11. Commitments and Contingencies

On August 13, 2014, Cinedigm Corp. and Cinedigm Entertainment Holdings, LLC (together, “Cinedigm”) initiated an arbitration proceeding under the Membership Interest Purchase Agreement, dated October 17, 2013, by and among Cinedigm and Gaiam, Inc. and one of its subsidiaries (the “MIPA”). The aggregate relief requested by Cinedigm exceeded $30.0 million and included unspecified compensatory damages, attorneys’ fees, costs and interest, and other relief. Contractual provisions in the MIPA and related agreements provided that the working capital adjustment dispute would be resolved pursuant to arbitration before a nationally recognized accounting firm (the “WC Arbitration”), and the other disputes would be resolved pursuant to arbitration before the American Arbitration Association (the “AAA Arbitration”).
Following the conclusion of the WC Arbitration, the parties entered into a Confidential Settlement Agreement and Release on September 30, 2015 (the “Settlement”). The Settlement resolves all of the parties’ claims in connection with both the WC Arbitration and the AAA Arbitration (including the claims for working capital adjustment, breach of representations and warranties, breach of contract, fraud and other tortious acts)-with the sole exception of a single claim by Cinedigm (which was preserved) related to the reconciliation of cash collected by the Company during the transition period following the closing of the transaction (the “Cash Reconciliation Claim”). The Settlement provides that the Company will deliver a payment of $2.3 million to Cinedigm. The Settlement further provides that the Cash Reconciliation Claim will be resolved through one final arbitration (which has not yet been scheduled). The Settlement limits the Company’s potential exposure in connection with the Cash Reconciliation Claim. The company believes it has adequately accrued for the pending arbitration and does not expect any material additional settlements beyond the current estimate.
 
The Settlement does not constitute an admission by either party of any liability or wrongdoing whatsoever. The Company entered into the Settlement in order to (i) eliminate the uncertainty and risk inherent in any litigation, (ii) significantly reduce the professional fees and costs that the litigation would require, and (iii) significantly reduce the distraction imposed by the process on management.
During the three months ended September 30, 2015, the Company recorded charges of $10.7 million which include a non-cash charge of $7.3 million for the working capital receivable due from Cinedigm. The expenses associated with the Settlement and arbitration have all been included in Loss from discontinued operations in the accompanying condensed consolidated statements of operations.

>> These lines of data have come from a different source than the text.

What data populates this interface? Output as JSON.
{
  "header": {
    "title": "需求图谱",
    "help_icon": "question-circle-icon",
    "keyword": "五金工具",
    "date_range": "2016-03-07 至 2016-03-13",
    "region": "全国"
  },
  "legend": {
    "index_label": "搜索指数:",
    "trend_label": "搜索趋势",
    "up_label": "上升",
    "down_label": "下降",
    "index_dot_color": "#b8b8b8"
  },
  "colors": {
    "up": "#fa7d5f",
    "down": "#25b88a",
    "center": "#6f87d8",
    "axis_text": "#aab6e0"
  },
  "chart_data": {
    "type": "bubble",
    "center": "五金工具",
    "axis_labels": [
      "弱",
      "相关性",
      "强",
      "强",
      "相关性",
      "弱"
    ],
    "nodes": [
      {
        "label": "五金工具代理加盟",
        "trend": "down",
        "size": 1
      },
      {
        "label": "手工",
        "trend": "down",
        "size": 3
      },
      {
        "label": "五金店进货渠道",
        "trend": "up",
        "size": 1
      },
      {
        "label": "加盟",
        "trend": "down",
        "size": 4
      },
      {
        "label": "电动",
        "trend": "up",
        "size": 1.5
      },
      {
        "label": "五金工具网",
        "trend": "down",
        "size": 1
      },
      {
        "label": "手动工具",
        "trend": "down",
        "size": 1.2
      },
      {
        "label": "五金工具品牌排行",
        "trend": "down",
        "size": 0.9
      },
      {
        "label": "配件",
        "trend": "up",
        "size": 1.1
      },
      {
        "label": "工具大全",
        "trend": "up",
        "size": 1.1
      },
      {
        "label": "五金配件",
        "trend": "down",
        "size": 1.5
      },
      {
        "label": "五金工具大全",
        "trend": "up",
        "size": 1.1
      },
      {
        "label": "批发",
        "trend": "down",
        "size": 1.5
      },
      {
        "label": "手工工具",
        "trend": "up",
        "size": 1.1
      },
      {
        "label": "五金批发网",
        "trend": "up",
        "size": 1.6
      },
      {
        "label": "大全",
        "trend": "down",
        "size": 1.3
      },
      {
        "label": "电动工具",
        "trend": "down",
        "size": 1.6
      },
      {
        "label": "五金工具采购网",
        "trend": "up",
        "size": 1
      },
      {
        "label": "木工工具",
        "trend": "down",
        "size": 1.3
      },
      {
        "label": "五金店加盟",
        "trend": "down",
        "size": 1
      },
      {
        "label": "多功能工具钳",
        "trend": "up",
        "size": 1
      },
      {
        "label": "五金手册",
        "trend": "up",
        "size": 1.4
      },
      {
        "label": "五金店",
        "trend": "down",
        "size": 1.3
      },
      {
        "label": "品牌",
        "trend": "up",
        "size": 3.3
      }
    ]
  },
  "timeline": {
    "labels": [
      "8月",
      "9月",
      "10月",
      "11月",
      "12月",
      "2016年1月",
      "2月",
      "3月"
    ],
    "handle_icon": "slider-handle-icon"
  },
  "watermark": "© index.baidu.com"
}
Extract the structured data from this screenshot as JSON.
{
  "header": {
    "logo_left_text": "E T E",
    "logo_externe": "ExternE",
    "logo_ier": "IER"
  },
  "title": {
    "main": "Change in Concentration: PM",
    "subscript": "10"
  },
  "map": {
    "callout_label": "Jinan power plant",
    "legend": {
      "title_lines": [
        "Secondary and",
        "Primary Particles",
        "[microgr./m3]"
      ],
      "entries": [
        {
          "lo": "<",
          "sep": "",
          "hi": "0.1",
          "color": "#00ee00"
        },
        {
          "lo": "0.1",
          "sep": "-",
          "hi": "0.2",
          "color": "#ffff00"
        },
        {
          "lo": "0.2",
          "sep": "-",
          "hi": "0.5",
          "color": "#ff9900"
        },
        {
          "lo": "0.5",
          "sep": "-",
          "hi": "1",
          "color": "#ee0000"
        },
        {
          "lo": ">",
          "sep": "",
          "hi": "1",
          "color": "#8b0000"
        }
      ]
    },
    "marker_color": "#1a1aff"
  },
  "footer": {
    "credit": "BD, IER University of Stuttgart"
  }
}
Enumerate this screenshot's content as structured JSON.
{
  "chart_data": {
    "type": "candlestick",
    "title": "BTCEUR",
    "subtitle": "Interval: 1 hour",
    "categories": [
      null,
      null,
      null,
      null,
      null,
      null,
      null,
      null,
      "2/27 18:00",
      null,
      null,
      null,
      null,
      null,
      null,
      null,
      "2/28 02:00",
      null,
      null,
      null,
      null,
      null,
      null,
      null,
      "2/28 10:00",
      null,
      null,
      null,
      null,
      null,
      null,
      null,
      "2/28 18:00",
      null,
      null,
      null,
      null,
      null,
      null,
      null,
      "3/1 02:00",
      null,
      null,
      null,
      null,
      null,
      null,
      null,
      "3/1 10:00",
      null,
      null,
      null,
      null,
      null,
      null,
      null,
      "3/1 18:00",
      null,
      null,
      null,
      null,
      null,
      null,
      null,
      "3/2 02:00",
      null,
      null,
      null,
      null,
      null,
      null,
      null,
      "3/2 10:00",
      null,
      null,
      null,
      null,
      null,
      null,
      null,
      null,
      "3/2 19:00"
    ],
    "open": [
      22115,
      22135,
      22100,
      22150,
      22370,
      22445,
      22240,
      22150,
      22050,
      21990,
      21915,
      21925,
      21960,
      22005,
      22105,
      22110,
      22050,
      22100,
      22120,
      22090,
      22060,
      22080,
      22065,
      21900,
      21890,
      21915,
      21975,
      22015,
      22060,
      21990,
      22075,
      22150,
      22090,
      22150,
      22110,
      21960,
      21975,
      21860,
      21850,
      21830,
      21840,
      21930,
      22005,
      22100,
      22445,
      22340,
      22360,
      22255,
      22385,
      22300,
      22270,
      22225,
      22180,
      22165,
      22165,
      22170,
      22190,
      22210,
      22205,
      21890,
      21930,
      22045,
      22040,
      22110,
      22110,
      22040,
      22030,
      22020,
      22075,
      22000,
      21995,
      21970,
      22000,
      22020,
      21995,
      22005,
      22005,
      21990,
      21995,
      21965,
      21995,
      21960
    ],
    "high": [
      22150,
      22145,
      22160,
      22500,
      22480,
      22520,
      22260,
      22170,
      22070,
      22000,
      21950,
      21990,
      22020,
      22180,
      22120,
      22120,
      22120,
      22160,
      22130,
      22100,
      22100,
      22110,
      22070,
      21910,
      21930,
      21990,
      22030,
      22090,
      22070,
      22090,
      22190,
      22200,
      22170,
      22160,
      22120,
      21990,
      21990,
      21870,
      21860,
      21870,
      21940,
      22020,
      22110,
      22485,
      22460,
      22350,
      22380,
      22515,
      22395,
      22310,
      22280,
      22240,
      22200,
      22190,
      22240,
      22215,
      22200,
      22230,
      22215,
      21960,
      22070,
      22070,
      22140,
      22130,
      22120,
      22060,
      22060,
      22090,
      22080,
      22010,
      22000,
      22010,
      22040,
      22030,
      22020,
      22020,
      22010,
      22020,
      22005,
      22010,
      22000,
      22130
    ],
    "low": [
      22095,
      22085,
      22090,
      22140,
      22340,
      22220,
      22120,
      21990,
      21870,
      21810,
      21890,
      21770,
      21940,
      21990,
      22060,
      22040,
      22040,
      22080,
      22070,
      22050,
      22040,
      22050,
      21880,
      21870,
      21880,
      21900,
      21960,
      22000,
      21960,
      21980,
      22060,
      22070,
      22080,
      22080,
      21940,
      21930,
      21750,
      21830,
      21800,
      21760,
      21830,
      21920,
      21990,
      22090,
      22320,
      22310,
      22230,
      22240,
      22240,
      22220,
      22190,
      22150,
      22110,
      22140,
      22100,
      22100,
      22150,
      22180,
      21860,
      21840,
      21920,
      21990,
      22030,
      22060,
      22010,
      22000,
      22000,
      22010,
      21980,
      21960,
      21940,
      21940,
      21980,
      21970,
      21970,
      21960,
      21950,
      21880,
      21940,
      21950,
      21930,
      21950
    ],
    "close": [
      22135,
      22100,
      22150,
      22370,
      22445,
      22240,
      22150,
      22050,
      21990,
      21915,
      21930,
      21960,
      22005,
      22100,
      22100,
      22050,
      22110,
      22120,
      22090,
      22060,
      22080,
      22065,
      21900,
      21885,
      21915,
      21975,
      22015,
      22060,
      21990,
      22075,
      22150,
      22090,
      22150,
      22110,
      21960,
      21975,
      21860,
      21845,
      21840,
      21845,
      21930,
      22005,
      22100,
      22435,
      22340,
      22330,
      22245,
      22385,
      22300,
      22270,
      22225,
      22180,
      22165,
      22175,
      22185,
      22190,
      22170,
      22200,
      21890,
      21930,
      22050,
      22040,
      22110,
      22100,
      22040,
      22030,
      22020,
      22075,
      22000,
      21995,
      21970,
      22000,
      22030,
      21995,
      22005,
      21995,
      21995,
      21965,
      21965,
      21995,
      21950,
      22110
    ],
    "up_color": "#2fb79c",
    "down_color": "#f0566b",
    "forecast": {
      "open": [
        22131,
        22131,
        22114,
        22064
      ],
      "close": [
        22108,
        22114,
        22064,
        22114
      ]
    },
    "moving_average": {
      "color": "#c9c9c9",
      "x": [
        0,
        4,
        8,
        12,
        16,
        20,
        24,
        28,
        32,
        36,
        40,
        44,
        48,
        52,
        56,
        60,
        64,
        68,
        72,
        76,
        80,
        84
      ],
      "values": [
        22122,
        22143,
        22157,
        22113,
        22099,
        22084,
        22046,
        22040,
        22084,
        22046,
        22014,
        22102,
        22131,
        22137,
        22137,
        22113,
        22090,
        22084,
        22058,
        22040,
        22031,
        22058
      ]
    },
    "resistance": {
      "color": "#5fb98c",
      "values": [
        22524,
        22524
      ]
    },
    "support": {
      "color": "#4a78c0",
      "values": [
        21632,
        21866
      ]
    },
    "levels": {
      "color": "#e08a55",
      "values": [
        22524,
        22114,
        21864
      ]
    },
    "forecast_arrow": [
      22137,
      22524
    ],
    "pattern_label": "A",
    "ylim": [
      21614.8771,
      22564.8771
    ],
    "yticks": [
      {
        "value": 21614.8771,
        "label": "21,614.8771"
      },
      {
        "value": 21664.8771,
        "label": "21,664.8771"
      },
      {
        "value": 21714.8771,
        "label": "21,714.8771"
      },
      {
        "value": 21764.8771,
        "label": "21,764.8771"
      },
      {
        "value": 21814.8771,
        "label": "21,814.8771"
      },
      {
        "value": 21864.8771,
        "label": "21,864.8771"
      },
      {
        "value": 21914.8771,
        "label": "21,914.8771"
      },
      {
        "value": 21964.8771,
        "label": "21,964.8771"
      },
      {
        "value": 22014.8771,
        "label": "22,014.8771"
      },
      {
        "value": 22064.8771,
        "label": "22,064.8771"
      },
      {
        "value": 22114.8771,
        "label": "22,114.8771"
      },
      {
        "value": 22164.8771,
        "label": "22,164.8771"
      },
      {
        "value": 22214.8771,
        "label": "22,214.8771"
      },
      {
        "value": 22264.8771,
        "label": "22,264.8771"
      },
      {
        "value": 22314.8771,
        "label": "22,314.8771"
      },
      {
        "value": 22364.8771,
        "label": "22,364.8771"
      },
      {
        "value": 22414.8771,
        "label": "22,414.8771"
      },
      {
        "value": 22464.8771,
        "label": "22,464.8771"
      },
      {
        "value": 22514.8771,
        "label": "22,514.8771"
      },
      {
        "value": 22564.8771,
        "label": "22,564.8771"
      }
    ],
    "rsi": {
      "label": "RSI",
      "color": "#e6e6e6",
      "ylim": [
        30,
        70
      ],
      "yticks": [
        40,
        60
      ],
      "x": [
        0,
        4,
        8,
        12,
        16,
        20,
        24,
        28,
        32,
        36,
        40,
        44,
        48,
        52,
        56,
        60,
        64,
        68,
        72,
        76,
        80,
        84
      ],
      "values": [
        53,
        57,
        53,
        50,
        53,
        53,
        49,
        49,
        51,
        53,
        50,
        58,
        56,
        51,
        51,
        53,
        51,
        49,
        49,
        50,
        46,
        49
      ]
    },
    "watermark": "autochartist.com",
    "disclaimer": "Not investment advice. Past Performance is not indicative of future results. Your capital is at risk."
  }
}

From time to time, we are involved in legal proceedings that we consider to be in the normal course of business. Claimed amounts against us may be substantial but may not bear any reasonable relationship to the merits of the claim or the extent of any real risk of court or arbitral awards. We record accruals for losses related to those matters against us that we consider to be probable and that can be reasonably estimated. Although it is not feasible to predict the outcome of these matters with certainty, it is reasonably possible that some legal proceedings may be disposed of or decided unfavorably to us and in excess of the amounts currently accrued. Based on available information, in the opinion of management, settlements, arbitration awards and final judgments, if any, which are considered probable of being rendered against us in litigation or arbitration in existence at September 30, 2015 and can be reasonably estimated are reserved against or would not have a material adverse effect on our financial condition, results of operations or cash flows.